Wednesday, November 18, 2009

Hashtags in Pwaise of the Twapper Keeper











It all started last month when I realized QuoteURL was (sadly) no longer functional, I had a small conference worth of tweets I didn't want to lose after the two week Twitter search grace period, and began scrambling frantically for free web-based Twitter archiving alternatives.

Enter TwapperKeeper.com

Seriously, how can you resist ripped Velcro school nostalgia combined with Twitter?

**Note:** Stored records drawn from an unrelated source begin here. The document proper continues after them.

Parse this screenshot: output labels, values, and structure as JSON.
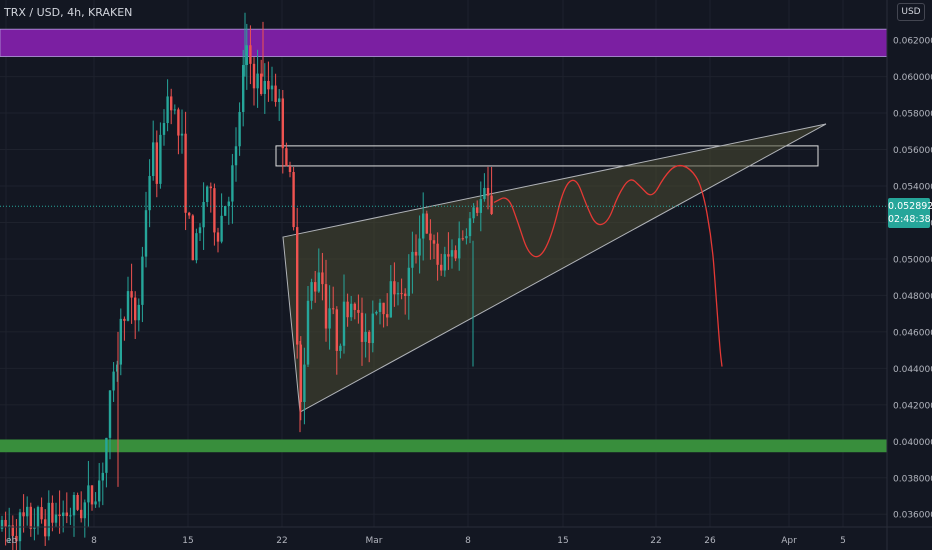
{
  "header": {
    "title": "TRX / USD, 4h, KRAKEN",
    "currency": "USD"
  },
  "price_label": {
    "price": "0.052892",
    "countdown": "02:48:38"
  },
  "colors": {
    "background": "#131722",
    "up": "#26a69a",
    "down": "#ef5350",
    "resistance": "#7b1fa2",
    "support": "#388e3c",
    "wedge_fill": "#4a4a32",
    "projection": "#e53935"
  },
  "chart_data": {
    "type": "candlestick",
    "symbol": "TRX / USD",
    "interval": "4h",
    "exchange": "KRAKEN",
    "x_tick_labels": [
      "eb",
      "8",
      "15",
      "22",
      "Mar",
      "8",
      "15",
      "22",
      "26",
      "Apr",
      "5"
    ],
    "y_ticks": [
      "0.036000",
      "0.038000",
      "0.040000",
      "0.042000",
      "0.044000",
      "0.046000",
      "0.048000",
      "0.050000",
      "0.052000",
      "0.054000",
      "0.056000",
      "0.058000",
      "0.060000",
      "0.062000"
    ],
    "ylim": [
      0.0353,
      0.0642
    ],
    "current_price": 0.052892,
    "price_path": [
      [
        0,
        0.0352
      ],
      [
        35,
        0.0356
      ],
      [
        60,
        0.036
      ],
      [
        85,
        0.0365
      ],
      [
        95,
        0.0372
      ],
      [
        100,
        0.038
      ],
      [
        105,
        0.0395
      ],
      [
        110,
        0.042
      ],
      [
        116,
        0.044
      ],
      [
        122,
        0.047
      ],
      [
        128,
        0.048
      ],
      [
        134,
        0.0465
      ],
      [
        140,
        0.048
      ],
      [
        146,
        0.053
      ],
      [
        152,
        0.056
      ],
      [
        158,
        0.0545
      ],
      [
        164,
        0.058
      ],
      [
        170,
        0.0595
      ],
      [
        176,
        0.0575
      ],
      [
        182,
        0.056
      ],
      [
        188,
        0.052
      ],
      [
        194,
        0.05
      ],
      [
        200,
        0.0515
      ],
      [
        206,
        0.0545
      ],
      [
        212,
        0.0525
      ],
      [
        218,
        0.0515
      ],
      [
        224,
        0.053
      ],
      [
        230,
        0.054
      ],
      [
        236,
        0.0555
      ],
      [
        242,
        0.06
      ],
      [
        248,
        0.0612
      ],
      [
        254,
        0.06
      ],
      [
        260,
        0.0595
      ],
      [
        266,
        0.059
      ],
      [
        272,
        0.06
      ],
      [
        278,
        0.0585
      ],
      [
        284,
        0.0565
      ],
      [
        290,
        0.054
      ],
      [
        294,
        0.051
      ],
      [
        298,
        0.045
      ],
      [
        302,
        0.042
      ],
      [
        306,
        0.0455
      ],
      [
        310,
        0.049
      ],
      [
        314,
        0.048
      ],
      [
        318,
        0.05
      ],
      [
        322,
        0.049
      ],
      [
        326,
        0.047
      ],
      [
        330,
        0.0475
      ],
      [
        336,
        0.0455
      ],
      [
        342,
        0.0465
      ],
      [
        348,
        0.0475
      ],
      [
        354,
        0.048
      ],
      [
        360,
        0.046
      ],
      [
        366,
        0.045
      ],
      [
        372,
        0.047
      ],
      [
        378,
        0.048
      ],
      [
        384,
        0.0475
      ],
      [
        390,
        0.048
      ],
      [
        396,
        0.049
      ],
      [
        402,
        0.0475
      ],
      [
        408,
        0.049
      ],
      [
        414,
        0.05
      ],
      [
        418,
        0.0512
      ],
      [
        422,
        0.0528
      ],
      [
        426,
        0.052
      ],
      [
        430,
        0.0505
      ],
      [
        436,
        0.05
      ],
      [
        442,
        0.0495
      ],
      [
        448,
        0.05
      ],
      [
        454,
        0.0505
      ],
      [
        460,
        0.051
      ],
      [
        466,
        0.0518
      ],
      [
        472,
        0.0522
      ],
      [
        478,
        0.053
      ],
      [
        484,
        0.0533
      ],
      [
        490,
        0.0529
      ],
      [
        494,
        0.053
      ]
    ],
    "zones": [
      {
        "name": "resistance",
        "y_low": 0.0611,
        "y_high": 0.0626
      },
      {
        "name": "support",
        "y_low": 0.0394,
        "y_high": 0.0401
      }
    ],
    "box": {
      "y_low": 0.0551,
      "y_high": 0.0562
    },
    "wedge": [
      [
        283,
        0.0512
      ],
      [
        826,
        0.0574
      ],
      [
        300,
        0.0416
      ]
    ],
    "projection": [
      [
        494,
        0.0531
      ],
      [
        508,
        0.0535
      ],
      [
        518,
        0.052
      ],
      [
        528,
        0.0503
      ],
      [
        540,
        0.05
      ],
      [
        552,
        0.0513
      ],
      [
        564,
        0.054
      ],
      [
        576,
        0.0545
      ],
      [
        586,
        0.053
      ],
      [
        596,
        0.0518
      ],
      [
        608,
        0.052
      ],
      [
        618,
        0.0535
      ],
      [
        630,
        0.0545
      ],
      [
        640,
        0.054
      ],
      [
        652,
        0.0533
      ],
      [
        664,
        0.0545
      ],
      [
        676,
        0.0552
      ],
      [
        690,
        0.055
      ],
      [
        702,
        0.054
      ],
      [
        712,
        0.051
      ],
      [
        716,
        0.048
      ],
      [
        720,
        0.045
      ],
      [
        722,
        0.0441
      ]
    ]
  }
}
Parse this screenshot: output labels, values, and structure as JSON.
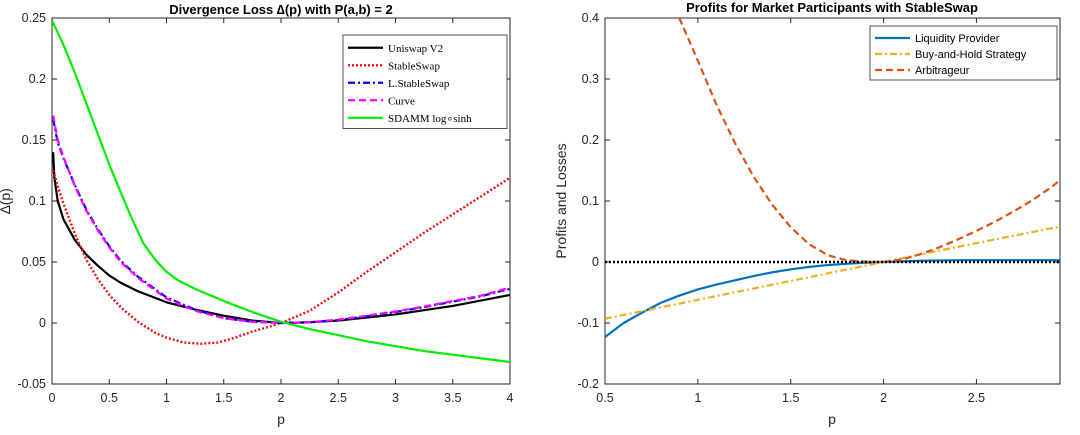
{
  "chart_data": [
    {
      "type": "line",
      "title": "Divergence Loss ∆(p) with P(a,b) = 2",
      "xlabel": "p",
      "ylabel": "∆(p)",
      "xlim": [
        0,
        4
      ],
      "ylim": [
        -0.05,
        0.25
      ],
      "xticks": [
        0,
        0.5,
        1,
        1.5,
        2,
        2.5,
        3,
        3.5,
        4
      ],
      "xtick_labels": [
        "0",
        "0.5",
        "1",
        "1.5",
        "2",
        "2.5",
        "3",
        "3.5",
        "4"
      ],
      "yticks": [
        -0.05,
        0,
        0.05,
        0.1,
        0.15,
        0.2,
        0.25
      ],
      "ytick_labels": [
        "-0.05",
        "0",
        "0.05",
        "0.1",
        "0.15",
        "0.2",
        "0.25"
      ],
      "grid": false,
      "legend_position": "top-right",
      "legend_font": "serif",
      "series": [
        {
          "name": "Uniswap V2",
          "color": "#000000",
          "dash": "solid",
          "points": [
            [
              0.01,
              0.14
            ],
            [
              0.02,
              0.12
            ],
            [
              0.05,
              0.1
            ],
            [
              0.1,
              0.085
            ],
            [
              0.2,
              0.068
            ],
            [
              0.3,
              0.056
            ],
            [
              0.4,
              0.047
            ],
            [
              0.5,
              0.039
            ],
            [
              0.6,
              0.033
            ],
            [
              0.75,
              0.026
            ],
            [
              1,
              0.017
            ],
            [
              1.25,
              0.011
            ],
            [
              1.5,
              0.006
            ],
            [
              1.75,
              0.002
            ],
            [
              2,
              0
            ],
            [
              2.25,
              0.0006
            ],
            [
              2.5,
              0.002
            ],
            [
              2.75,
              0.0045
            ],
            [
              3,
              0.007
            ],
            [
              3.25,
              0.0105
            ],
            [
              3.5,
              0.014
            ],
            [
              3.75,
              0.0185
            ],
            [
              4,
              0.023
            ]
          ]
        },
        {
          "name": "StableSwap",
          "color": "#ee1111",
          "dash": "dot",
          "points": [
            [
              0.01,
              0.125
            ],
            [
              0.05,
              0.112
            ],
            [
              0.1,
              0.098
            ],
            [
              0.2,
              0.073
            ],
            [
              0.3,
              0.052
            ],
            [
              0.4,
              0.036
            ],
            [
              0.5,
              0.023
            ],
            [
              0.6,
              0.013
            ],
            [
              0.75,
              0.001
            ],
            [
              0.9,
              -0.008
            ],
            [
              1,
              -0.012
            ],
            [
              1.15,
              -0.016
            ],
            [
              1.3,
              -0.017
            ],
            [
              1.45,
              -0.016
            ],
            [
              1.6,
              -0.012
            ],
            [
              1.75,
              -0.007
            ],
            [
              1.9,
              -0.003
            ],
            [
              2,
              0
            ],
            [
              2.25,
              0.01
            ],
            [
              2.5,
              0.025
            ],
            [
              2.75,
              0.042
            ],
            [
              3,
              0.058
            ],
            [
              3.25,
              0.074
            ],
            [
              3.5,
              0.089
            ],
            [
              3.75,
              0.104
            ],
            [
              4,
              0.119
            ]
          ]
        },
        {
          "name": "L.StableSwap",
          "color": "#0000ff",
          "dash": "dashdot",
          "points": [
            [
              0.01,
              0.167
            ],
            [
              0.05,
              0.148
            ],
            [
              0.1,
              0.135
            ],
            [
              0.2,
              0.113
            ],
            [
              0.3,
              0.093
            ],
            [
              0.4,
              0.077
            ],
            [
              0.5,
              0.063
            ],
            [
              0.6,
              0.051
            ],
            [
              0.75,
              0.038
            ],
            [
              1,
              0.021
            ],
            [
              1.25,
              0.011
            ],
            [
              1.5,
              0.004
            ],
            [
              1.75,
              0.001
            ],
            [
              2,
              0
            ],
            [
              2.25,
              0.0005
            ],
            [
              2.5,
              0.0025
            ],
            [
              2.75,
              0.0055
            ],
            [
              3,
              0.009
            ],
            [
              3.25,
              0.013
            ],
            [
              3.5,
              0.0175
            ],
            [
              3.75,
              0.022
            ],
            [
              4,
              0.028
            ]
          ]
        },
        {
          "name": "Curve",
          "color": "#ff00ff",
          "dash": "dash",
          "points": [
            [
              0.01,
              0.17
            ],
            [
              0.05,
              0.15
            ],
            [
              0.1,
              0.136
            ],
            [
              0.2,
              0.112
            ],
            [
              0.3,
              0.092
            ],
            [
              0.4,
              0.076
            ],
            [
              0.5,
              0.062
            ],
            [
              0.6,
              0.05
            ],
            [
              0.75,
              0.037
            ],
            [
              1,
              0.02
            ],
            [
              1.25,
              0.01
            ],
            [
              1.5,
              0.004
            ],
            [
              1.75,
              0.001
            ],
            [
              2,
              0
            ],
            [
              2.25,
              0.0006
            ],
            [
              2.5,
              0.0028
            ],
            [
              2.75,
              0.006
            ],
            [
              3,
              0.0095
            ],
            [
              3.25,
              0.0135
            ],
            [
              3.5,
              0.018
            ],
            [
              3.75,
              0.0225
            ],
            [
              4,
              0.029
            ]
          ]
        },
        {
          "name": "SDAMM log∘sinh",
          "color": "#00ee00",
          "dash": "solid",
          "points": [
            [
              0,
              0.248
            ],
            [
              0.1,
              0.228
            ],
            [
              0.2,
              0.205
            ],
            [
              0.3,
              0.18
            ],
            [
              0.4,
              0.155
            ],
            [
              0.5,
              0.13
            ],
            [
              0.6,
              0.107
            ],
            [
              0.7,
              0.085
            ],
            [
              0.8,
              0.065
            ],
            [
              0.9,
              0.052
            ],
            [
              1,
              0.042
            ],
            [
              1.1,
              0.035
            ],
            [
              1.25,
              0.028
            ],
            [
              1.5,
              0.018
            ],
            [
              1.75,
              0.009
            ],
            [
              2,
              0.001
            ],
            [
              2.25,
              -0.005
            ],
            [
              2.5,
              -0.01
            ],
            [
              2.75,
              -0.015
            ],
            [
              3,
              -0.019
            ],
            [
              3.25,
              -0.023
            ],
            [
              3.5,
              -0.026
            ],
            [
              3.75,
              -0.029
            ],
            [
              4,
              -0.032
            ]
          ]
        }
      ]
    },
    {
      "type": "line",
      "title": "Profits for Market Participants with StableSwap",
      "xlabel": "p",
      "ylabel": "Profits and Losses",
      "xlim": [
        0.5,
        2.95
      ],
      "ylim": [
        -0.2,
        0.4
      ],
      "xticks": [
        0.5,
        1,
        1.5,
        2,
        2.5
      ],
      "xtick_labels": [
        "0.5",
        "1",
        "1.5",
        "2",
        "2.5"
      ],
      "yticks": [
        -0.2,
        -0.1,
        0,
        0.1,
        0.2,
        0.3,
        0.4
      ],
      "ytick_labels": [
        "-0.2",
        "-0.1",
        "0",
        "0.1",
        "0.2",
        "0.3",
        "0.4"
      ],
      "grid": false,
      "legend_position": "top-right",
      "legend_font": "sans",
      "series": [
        {
          "name": "Liquidity Provider",
          "color": "#0072bd",
          "dash": "solid",
          "points": [
            [
              0.5,
              -0.123
            ],
            [
              0.6,
              -0.1
            ],
            [
              0.7,
              -0.083
            ],
            [
              0.8,
              -0.067
            ],
            [
              0.9,
              -0.055
            ],
            [
              1,
              -0.045
            ],
            [
              1.1,
              -0.037
            ],
            [
              1.2,
              -0.03
            ],
            [
              1.3,
              -0.023
            ],
            [
              1.4,
              -0.017
            ],
            [
              1.5,
              -0.012
            ],
            [
              1.6,
              -0.008
            ],
            [
              1.7,
              -0.005
            ],
            [
              1.8,
              -0.003
            ],
            [
              1.9,
              -0.001
            ],
            [
              2,
              0
            ],
            [
              2.2,
              0.002
            ],
            [
              2.4,
              0.003
            ],
            [
              2.6,
              0.003
            ],
            [
              2.8,
              0.003
            ],
            [
              2.95,
              0.003
            ]
          ]
        },
        {
          "name": "Buy-and-Hold Strategy",
          "color": "#edb120",
          "dash": "dashdot",
          "points": [
            [
              0.5,
              -0.093
            ],
            [
              1,
              -0.062
            ],
            [
              1.5,
              -0.031
            ],
            [
              2,
              0
            ],
            [
              2.5,
              0.031
            ],
            [
              2.95,
              0.058
            ]
          ]
        },
        {
          "name": "Arbitrageur",
          "color": "#d95319",
          "dash": "dash",
          "points": [
            [
              0.9,
              0.4
            ],
            [
              1,
              0.33
            ],
            [
              1.1,
              0.258
            ],
            [
              1.2,
              0.195
            ],
            [
              1.3,
              0.14
            ],
            [
              1.4,
              0.094
            ],
            [
              1.5,
              0.057
            ],
            [
              1.6,
              0.029
            ],
            [
              1.7,
              0.011
            ],
            [
              1.8,
              0.003
            ],
            [
              1.9,
              0.0005
            ],
            [
              2,
              0
            ],
            [
              2.1,
              0.004
            ],
            [
              2.2,
              0.013
            ],
            [
              2.3,
              0.024
            ],
            [
              2.4,
              0.037
            ],
            [
              2.5,
              0.051
            ],
            [
              2.6,
              0.066
            ],
            [
              2.7,
              0.083
            ],
            [
              2.8,
              0.101
            ],
            [
              2.9,
              0.122
            ],
            [
              2.95,
              0.134
            ]
          ]
        },
        {
          "name": "",
          "color": "#000000",
          "dash": "dot",
          "legend": false,
          "points": [
            [
              0.5,
              0
            ],
            [
              2.95,
              0
            ]
          ]
        }
      ]
    }
  ]
}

Initially I thought Twapper Keeper wouldn't work retroactively to capture the search results but it did much to my relief. Trust an 80s-inspired product to go retro appropriately! All 469 small conference tweets (#pncmla09) are there in the 500 limit view and I also set up Twapper Keeper for an enormous conference with low Twitter participation from last week (#eval09)

Then I went and subverted the presenters of today's webcast from the Medical Library Association (MLA, Cut the Cord: Connecting to our Mobile Users) by about six minutes when I set up a Twapper Keeper for a 2 hour presentation that has over 500 tweets thus far (#mlamobile). That was one great presentation by the way, check out the archive and the DVD when it's available later if you missed it.

In retrospect a unique hashtag may be better because the original plan of #mlawebcast & reusing it might result in a massive archive of confusion: which #mlawebcast when? We are librarians after all, I'm sure we'll start referencing points from previous MLA webcast hashtags along with future tweets or whatever incarnation social media takes by the Spring 2010 webcast.

WTHashtag.com looks pretty cool as well (#mlamobile) with the ability to add a comprehensive definition of the hashtag, generate statistics and a transcript. I'm concerned about the number discrepancy (546 to Twapper Keeper's 566 currently) and I'm not sure how long the results hang around for reference.